75 Years is a Milestone Worth Celebrating – and Supporting

Painted Buckeye (Aesculus sylvatica). Photo by Alison Northup.

Consider a Gift to Our Annual Campaign

By Kellie Dentler reporting for Native Plant News Fall 2025

This year’s annual campaign marks a powerful milestone: the upcoming 75th anniversary of the North Carolina Native Plant Society. This November when the annual campaign kicks off, we invite you to be part of it when you make your gift.

Why native plants matter

For nearly 75 years, NCNPS has worked to protect native plants and share why they matter. Native plants are central to our experiences in nature. Picture goldfinches and cardinals singing in your backyard, stretches of flowers lining the roads you’ve driven for decades, or the dappled light cast by tulip and oak tree canopies on forest trails. Savor a child’s joy in finding a blooming Painted Buckeye (Aesculus sylvatica) while you are together walking through the woods.

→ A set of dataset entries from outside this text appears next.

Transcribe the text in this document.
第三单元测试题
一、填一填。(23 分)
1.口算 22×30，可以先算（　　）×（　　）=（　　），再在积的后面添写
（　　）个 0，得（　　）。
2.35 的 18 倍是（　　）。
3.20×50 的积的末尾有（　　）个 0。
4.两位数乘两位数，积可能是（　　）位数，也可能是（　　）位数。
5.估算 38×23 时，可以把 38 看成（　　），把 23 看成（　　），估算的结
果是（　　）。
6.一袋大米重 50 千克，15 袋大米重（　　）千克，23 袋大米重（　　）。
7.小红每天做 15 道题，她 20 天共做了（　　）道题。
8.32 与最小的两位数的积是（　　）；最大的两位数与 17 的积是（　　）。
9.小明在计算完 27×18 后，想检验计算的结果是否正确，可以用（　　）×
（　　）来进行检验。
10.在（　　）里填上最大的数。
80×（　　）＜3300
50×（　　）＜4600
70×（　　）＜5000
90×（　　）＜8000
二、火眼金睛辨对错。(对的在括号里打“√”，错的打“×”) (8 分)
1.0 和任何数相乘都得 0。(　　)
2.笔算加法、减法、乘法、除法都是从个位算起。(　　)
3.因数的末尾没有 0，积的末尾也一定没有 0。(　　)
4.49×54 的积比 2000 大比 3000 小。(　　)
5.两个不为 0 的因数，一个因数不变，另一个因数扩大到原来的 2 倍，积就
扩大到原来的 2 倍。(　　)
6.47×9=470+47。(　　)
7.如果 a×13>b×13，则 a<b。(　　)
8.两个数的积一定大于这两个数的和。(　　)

When you donate to the Annual Campaign this November, you carry forward our nearly 75-year mission: advocating for healthy habitats and plant communities, educating others about thriving ecosystems, conserving green spaces and the wildlife that depends on them. Your support sustains NCNPS. You are the reason we continue to grow and thrive.

Honor someone special

As we get ready to celebrate this milestone in 2026, we ask you to consider making your gift before the year’s end in honor of, or in memory of, an NCNPS member who inspired your love for native plants. Your tribute not only celebrates their legacy, it helps ensure that future generations enjoy thriving habitats in their communities.

Help usher in our 75th anniversary with a gift to the Annual Campaign. Let’s protect native plants as we have for more than seven decades – together. You don’t have to wait to give – we hope you will give starting this November to our annual 2025 campaign.

Kellie Dentler lives in Greensboro and is a member of the Triad Chapter. Kellie brings 20 years of experience in philanthropy to her role as chair of the annual campaign for NCNPS. She is a certified Master Naturalist, a mother of three, and a lover of hiking through trees.